Taking something complex and making it easy to understand is a delicate balancing act that requires a lot of skill — one she honed firsthand as a journalist and artist covering the regime of Rodrigo Duterte in her native Philippines. “It was scary to be a journalist at the time,” she says, but Martinez found a way to use her art to make difficult topics like police brutality vivid for a wide audience.

“I came out of that experience realizing that visual art is an easy language to understand across communities,” she said. “Even those who may not be tapped into Philippine politics can see an illustration and understand the more abstract parts of our experience.”

Martinez’s course also explores how political posters across different movements throughout history — such as Emory Douglas’ work for the Black Panther Party — have visually communicated beliefs.

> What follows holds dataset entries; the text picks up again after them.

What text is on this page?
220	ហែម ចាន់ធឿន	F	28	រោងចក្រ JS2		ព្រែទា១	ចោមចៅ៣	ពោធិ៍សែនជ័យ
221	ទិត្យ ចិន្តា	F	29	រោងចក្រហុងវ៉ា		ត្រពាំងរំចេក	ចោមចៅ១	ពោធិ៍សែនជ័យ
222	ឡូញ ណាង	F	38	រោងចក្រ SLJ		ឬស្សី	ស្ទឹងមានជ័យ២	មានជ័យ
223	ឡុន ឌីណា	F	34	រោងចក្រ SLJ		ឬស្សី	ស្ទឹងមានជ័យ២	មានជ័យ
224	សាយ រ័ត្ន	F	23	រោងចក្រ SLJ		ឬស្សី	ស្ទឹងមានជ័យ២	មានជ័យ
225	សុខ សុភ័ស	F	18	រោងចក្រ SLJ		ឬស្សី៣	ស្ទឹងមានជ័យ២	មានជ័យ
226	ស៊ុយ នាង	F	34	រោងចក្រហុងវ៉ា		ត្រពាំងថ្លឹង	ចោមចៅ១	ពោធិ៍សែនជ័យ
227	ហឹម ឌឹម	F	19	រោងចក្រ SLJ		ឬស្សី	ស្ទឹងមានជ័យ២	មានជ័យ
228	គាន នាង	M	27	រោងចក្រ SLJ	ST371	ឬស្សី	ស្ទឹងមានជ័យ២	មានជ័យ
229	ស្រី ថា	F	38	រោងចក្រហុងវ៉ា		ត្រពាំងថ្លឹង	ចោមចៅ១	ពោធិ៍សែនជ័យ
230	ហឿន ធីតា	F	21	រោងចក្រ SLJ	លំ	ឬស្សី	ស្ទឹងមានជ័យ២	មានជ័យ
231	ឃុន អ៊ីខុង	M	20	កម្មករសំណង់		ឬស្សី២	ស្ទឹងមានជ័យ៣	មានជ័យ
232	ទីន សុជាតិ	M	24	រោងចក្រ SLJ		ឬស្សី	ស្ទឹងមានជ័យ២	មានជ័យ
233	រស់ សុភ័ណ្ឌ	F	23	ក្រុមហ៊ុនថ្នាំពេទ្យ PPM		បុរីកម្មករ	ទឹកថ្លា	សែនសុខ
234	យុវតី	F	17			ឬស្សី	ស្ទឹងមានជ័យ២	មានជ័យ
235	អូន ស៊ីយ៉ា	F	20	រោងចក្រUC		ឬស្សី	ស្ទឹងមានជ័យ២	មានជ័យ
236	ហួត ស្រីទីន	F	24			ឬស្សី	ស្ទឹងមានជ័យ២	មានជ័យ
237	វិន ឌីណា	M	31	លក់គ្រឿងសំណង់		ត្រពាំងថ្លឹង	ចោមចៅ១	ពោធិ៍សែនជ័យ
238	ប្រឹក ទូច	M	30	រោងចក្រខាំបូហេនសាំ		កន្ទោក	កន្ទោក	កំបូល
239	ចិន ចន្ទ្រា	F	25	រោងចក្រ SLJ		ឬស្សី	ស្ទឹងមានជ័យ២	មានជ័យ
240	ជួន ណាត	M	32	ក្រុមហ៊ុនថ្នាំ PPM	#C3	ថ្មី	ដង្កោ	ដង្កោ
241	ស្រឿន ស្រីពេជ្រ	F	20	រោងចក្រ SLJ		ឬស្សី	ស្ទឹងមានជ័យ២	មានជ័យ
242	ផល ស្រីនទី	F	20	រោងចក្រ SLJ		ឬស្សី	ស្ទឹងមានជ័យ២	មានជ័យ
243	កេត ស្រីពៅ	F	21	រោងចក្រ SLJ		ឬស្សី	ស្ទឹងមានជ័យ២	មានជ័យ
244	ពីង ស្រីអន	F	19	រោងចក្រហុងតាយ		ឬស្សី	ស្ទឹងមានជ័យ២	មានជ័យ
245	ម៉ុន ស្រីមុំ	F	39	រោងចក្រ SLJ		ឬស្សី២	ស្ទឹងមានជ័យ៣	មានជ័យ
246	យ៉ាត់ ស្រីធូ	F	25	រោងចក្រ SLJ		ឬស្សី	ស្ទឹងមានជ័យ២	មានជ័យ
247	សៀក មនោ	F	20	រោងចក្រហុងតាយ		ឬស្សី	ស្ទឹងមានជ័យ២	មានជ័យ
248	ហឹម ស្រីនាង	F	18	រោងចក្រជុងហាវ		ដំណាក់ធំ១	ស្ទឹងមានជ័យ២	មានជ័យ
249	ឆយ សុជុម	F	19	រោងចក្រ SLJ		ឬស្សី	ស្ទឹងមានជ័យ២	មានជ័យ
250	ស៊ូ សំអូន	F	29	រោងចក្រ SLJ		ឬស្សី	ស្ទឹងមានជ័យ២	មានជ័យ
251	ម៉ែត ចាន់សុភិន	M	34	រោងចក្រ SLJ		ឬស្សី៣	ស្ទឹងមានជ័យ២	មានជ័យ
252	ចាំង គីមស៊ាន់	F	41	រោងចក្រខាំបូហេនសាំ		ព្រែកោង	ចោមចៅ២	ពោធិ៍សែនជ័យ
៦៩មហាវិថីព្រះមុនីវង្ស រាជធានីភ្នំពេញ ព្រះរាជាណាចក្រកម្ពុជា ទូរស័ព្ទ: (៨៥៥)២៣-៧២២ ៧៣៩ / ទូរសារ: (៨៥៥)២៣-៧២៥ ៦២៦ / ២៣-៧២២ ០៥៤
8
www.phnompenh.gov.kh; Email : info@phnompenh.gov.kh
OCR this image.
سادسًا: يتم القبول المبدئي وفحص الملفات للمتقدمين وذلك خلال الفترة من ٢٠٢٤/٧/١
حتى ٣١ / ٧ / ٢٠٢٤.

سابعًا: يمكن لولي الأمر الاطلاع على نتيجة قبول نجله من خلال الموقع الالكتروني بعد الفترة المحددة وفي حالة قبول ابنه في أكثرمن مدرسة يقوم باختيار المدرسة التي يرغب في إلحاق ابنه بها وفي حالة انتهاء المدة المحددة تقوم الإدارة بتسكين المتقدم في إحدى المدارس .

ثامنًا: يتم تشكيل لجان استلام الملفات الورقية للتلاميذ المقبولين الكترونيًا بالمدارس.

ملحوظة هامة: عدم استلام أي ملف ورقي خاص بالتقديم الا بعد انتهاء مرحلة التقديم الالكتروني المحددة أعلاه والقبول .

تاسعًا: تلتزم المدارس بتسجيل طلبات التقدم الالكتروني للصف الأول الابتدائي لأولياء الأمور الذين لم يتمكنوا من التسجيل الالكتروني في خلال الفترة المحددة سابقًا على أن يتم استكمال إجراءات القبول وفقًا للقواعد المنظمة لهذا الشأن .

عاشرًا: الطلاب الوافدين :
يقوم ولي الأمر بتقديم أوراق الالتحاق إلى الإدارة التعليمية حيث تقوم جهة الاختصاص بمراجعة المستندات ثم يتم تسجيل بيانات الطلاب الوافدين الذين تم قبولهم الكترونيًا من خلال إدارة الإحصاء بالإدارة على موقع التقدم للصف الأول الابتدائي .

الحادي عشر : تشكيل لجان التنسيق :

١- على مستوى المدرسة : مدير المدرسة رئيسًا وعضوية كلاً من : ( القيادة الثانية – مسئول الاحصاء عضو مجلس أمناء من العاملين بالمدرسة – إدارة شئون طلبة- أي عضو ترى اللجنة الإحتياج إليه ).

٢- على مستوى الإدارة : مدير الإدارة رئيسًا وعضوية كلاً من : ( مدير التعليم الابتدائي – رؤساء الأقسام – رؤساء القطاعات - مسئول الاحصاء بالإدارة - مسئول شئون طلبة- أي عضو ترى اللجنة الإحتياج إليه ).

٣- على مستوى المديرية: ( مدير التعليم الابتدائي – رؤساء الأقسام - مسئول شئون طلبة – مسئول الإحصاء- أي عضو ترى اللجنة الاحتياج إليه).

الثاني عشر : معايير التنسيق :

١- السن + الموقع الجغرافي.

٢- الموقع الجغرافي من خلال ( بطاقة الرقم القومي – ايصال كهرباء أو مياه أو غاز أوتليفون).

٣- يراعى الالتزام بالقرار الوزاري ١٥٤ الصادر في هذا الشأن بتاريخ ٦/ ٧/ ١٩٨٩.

Students seek to answer the question, “How do illustrations invigorate people into deciding their cause is worth supporting?” Students answer this by expressing what they personally believe in, and then considering how those beliefs can be translated into images — and action.

“It can be tempting to be passive when it comes to politics,” Martinez said. “But I’m hoping this class helps students realize they have a voice, in a literal and visual sense — and both are worth using.”

Celebrating the Filipino immigrant community

In her visual essay Tracing Little Manila, Martinez recently spotlighted the Filipino immigrant enclave of Little Manila in Queens, NY, with the aim of giving the community more of a platform and a voice.

“I drew maps of how the political district lines of New York cut directly through the neighborhood, showing how their voting power is diminished. I also drew a subway map to show that a lot of the immigrants travel to upstate New York to work for wealthy families as maids or cooks, and then return to Queens. I wanted to highlight that they exist in New York and that their efforts to create a life there should be celebrated.”